30 e tal rotações por minuto

O silêncio ensurdecedor. O silêncio abate-se sobre ele como se a atmosfera tivesse aumentado 100 vezes de pressão num microsegundo. O disco tinha chegado ao fim. Um gira discos velho que não recolhia automaticamente a agulha. O maxi single "True Faith" dos New Order rodava entre as 31 e as 36 rotações, fruto do excesso de uso nos anos 80, associado à má qualidade da rede electrica da região. Um remix raro. Segurava um cigarro no qual apenas tinha inalado uma vez. A gravidade dobrava a cinza. Mirava um ponto algures entre si e o tecto. Tinha o coração apertado, a respiração pesava-lhe.
Da memória não conseguia afastar o momento em que um paramédico espetou uma enorme agulha no coração dela. Uma facada para o esquecimento. Conseguiu ver a última exalação que dela saíra. Aquela que transporta a alma, que a desloca do corpo a caminho do grande desconhecido.

Guardava apertados na mão algumas notas que ela lhe tinha deixado no frigorífico nesse dia. "Somos apenas carne ou somos prisioneiros celestiais encarcerados em carbono com um pacote de restrições?". "Não acredito... Se parar, morro...". "O teu silêncio é de eloquência máxima num púlpito. O público são os milhões de desdobramentos de mim própria, na multiplicidade de negações, desejos e repressões. Êne factorial elevado a qualquer coisa eus".

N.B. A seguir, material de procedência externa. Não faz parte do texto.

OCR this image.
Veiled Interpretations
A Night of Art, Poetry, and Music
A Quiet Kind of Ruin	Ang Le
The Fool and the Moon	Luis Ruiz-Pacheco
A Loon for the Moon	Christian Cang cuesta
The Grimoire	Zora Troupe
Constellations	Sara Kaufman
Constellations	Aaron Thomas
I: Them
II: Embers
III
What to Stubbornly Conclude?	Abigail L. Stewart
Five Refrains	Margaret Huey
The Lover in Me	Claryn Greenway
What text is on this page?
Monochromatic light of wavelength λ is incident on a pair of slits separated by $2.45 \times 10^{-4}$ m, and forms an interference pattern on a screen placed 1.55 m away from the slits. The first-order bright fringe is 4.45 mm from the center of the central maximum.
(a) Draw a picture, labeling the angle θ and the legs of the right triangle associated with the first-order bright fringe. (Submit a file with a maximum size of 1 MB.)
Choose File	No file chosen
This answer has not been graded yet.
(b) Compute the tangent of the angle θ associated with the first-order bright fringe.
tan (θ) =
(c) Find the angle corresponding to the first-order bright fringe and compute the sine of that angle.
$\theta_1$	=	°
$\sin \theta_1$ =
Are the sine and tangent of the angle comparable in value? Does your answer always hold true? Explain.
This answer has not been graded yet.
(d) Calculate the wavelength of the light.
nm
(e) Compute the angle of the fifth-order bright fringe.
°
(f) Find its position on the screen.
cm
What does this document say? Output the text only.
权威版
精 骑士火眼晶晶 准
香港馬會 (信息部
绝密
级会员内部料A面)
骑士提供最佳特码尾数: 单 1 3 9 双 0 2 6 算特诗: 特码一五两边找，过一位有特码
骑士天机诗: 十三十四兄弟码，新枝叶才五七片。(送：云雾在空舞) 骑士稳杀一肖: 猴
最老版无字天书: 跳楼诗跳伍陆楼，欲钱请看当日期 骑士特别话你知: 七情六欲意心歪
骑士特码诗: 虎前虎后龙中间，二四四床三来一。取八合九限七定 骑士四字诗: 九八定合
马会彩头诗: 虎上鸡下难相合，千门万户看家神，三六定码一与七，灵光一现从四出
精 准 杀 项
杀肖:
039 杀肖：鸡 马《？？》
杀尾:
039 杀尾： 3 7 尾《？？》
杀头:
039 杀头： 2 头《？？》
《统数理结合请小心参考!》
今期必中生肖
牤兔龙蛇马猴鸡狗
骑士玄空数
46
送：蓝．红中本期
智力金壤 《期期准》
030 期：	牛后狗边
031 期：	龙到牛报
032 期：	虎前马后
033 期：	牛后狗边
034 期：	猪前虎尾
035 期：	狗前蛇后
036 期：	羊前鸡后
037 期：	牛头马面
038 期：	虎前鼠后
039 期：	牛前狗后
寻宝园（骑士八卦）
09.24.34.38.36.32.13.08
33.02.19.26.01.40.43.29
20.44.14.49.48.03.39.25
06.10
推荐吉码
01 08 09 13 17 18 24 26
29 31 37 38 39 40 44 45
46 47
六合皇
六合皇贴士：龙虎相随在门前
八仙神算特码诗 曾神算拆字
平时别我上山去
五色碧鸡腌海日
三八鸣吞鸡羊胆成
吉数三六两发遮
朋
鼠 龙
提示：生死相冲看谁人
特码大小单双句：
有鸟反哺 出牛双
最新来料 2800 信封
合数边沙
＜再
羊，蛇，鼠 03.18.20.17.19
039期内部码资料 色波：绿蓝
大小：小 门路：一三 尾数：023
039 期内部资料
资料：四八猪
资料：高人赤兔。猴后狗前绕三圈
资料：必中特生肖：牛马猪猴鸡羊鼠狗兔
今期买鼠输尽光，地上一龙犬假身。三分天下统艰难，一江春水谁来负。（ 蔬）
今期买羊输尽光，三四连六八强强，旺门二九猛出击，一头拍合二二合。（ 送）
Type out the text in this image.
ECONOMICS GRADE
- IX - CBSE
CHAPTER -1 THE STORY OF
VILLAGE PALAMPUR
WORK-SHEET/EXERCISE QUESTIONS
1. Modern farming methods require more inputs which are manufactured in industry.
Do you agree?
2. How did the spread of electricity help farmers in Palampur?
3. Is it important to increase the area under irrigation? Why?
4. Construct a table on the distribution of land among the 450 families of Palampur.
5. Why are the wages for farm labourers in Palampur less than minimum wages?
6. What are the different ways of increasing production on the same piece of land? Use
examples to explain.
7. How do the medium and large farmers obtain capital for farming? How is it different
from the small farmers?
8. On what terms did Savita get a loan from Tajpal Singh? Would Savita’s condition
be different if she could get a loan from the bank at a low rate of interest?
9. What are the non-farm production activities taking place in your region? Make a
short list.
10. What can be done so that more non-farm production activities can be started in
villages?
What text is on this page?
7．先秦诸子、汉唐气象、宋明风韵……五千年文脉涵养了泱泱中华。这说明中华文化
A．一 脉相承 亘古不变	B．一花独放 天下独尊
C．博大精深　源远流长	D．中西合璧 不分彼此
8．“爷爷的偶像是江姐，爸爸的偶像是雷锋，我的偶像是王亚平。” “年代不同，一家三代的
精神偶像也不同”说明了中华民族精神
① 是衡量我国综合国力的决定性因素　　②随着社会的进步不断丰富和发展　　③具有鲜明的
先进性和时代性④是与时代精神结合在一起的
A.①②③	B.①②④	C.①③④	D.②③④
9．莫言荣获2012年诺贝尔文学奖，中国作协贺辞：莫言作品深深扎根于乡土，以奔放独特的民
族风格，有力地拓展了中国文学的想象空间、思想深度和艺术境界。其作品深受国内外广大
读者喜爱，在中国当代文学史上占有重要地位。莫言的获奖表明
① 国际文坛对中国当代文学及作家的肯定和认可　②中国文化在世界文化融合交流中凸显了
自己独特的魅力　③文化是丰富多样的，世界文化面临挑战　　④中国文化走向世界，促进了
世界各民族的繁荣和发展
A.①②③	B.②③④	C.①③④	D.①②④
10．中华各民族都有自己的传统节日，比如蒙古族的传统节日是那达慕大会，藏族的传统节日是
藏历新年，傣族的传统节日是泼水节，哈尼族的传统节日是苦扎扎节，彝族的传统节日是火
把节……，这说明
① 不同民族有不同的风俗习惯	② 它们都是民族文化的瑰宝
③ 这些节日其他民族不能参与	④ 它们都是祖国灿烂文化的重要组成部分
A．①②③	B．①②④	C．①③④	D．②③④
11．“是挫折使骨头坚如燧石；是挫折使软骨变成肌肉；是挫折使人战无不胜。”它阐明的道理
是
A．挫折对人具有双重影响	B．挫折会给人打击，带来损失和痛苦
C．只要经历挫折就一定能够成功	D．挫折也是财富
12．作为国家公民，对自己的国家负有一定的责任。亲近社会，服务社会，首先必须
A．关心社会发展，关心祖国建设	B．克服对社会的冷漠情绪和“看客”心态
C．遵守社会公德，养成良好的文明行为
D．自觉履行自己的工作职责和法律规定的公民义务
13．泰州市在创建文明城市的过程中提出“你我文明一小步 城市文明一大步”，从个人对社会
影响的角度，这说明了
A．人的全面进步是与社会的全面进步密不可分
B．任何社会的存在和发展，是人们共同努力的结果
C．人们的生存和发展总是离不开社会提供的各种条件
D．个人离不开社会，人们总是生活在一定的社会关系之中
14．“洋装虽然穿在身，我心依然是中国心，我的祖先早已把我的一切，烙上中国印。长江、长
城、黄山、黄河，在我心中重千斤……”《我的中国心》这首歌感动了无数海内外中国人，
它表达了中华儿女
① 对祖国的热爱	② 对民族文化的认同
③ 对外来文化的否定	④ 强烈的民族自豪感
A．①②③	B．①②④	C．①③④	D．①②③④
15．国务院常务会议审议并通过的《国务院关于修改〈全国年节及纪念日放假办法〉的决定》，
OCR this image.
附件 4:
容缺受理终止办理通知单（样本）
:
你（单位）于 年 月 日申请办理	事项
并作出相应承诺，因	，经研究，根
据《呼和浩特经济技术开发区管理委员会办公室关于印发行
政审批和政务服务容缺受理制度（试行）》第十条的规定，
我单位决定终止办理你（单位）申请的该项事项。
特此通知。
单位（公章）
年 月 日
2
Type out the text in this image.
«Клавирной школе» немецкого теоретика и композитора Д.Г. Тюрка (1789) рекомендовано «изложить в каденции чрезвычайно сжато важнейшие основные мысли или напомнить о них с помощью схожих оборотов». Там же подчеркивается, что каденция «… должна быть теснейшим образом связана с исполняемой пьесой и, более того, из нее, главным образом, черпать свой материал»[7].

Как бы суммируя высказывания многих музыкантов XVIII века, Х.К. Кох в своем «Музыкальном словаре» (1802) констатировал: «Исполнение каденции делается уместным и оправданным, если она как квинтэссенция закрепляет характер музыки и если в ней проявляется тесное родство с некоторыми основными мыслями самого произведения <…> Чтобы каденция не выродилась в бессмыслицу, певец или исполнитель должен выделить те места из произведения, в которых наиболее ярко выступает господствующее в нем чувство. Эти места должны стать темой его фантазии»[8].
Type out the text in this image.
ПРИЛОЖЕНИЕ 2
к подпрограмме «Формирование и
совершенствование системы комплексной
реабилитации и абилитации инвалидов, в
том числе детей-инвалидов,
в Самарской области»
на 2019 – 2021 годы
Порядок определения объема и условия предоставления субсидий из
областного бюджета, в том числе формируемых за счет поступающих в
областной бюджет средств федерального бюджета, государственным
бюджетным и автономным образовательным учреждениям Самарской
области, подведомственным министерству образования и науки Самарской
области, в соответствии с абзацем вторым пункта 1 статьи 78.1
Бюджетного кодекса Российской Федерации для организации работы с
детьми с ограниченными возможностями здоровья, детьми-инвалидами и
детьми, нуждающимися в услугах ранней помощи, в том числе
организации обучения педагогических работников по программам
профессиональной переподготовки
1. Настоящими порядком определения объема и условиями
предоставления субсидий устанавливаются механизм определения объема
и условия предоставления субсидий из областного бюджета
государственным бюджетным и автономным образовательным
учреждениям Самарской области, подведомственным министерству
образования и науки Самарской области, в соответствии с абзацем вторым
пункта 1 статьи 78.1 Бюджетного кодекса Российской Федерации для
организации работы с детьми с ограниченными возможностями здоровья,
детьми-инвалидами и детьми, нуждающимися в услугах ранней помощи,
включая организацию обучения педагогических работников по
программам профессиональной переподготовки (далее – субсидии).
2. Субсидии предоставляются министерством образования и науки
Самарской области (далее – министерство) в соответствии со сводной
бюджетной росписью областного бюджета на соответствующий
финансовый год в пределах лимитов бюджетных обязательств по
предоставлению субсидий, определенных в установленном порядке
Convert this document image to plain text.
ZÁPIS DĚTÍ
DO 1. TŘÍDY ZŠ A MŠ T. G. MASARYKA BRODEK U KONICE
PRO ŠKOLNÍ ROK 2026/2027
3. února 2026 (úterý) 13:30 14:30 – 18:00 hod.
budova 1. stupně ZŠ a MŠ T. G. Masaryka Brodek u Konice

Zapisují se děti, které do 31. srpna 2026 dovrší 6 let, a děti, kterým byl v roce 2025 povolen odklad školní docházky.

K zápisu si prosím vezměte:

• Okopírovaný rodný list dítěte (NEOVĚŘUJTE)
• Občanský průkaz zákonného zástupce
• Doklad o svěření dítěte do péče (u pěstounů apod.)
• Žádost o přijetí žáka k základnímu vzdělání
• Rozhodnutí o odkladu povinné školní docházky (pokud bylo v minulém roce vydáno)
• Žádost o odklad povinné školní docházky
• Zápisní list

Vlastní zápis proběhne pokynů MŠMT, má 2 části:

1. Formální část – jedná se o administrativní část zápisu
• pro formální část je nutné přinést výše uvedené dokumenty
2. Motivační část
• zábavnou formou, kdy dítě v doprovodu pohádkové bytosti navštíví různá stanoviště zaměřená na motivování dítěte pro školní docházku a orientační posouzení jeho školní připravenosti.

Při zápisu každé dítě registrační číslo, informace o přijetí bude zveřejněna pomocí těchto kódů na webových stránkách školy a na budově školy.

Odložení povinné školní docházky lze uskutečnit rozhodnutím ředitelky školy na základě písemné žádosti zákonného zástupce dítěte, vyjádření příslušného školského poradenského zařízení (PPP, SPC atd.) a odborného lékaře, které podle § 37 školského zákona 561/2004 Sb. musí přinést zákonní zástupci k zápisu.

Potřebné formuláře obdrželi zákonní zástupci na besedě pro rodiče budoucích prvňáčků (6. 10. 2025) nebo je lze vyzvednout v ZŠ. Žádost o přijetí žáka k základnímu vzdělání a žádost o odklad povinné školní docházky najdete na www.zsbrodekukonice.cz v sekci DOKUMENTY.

Compreendia dolorosamente o significado de "para sempre". A eternidade é matemática e o Homem é a negação da lógica. A eternidade é o pretexto que nos prolonga as acções. É preguiça emocional. Disse-me ela uma vez: "É como se estivesses à conversa com a vizinha confiante no atraso do autocarro e, nesse dia, ele vem a horas"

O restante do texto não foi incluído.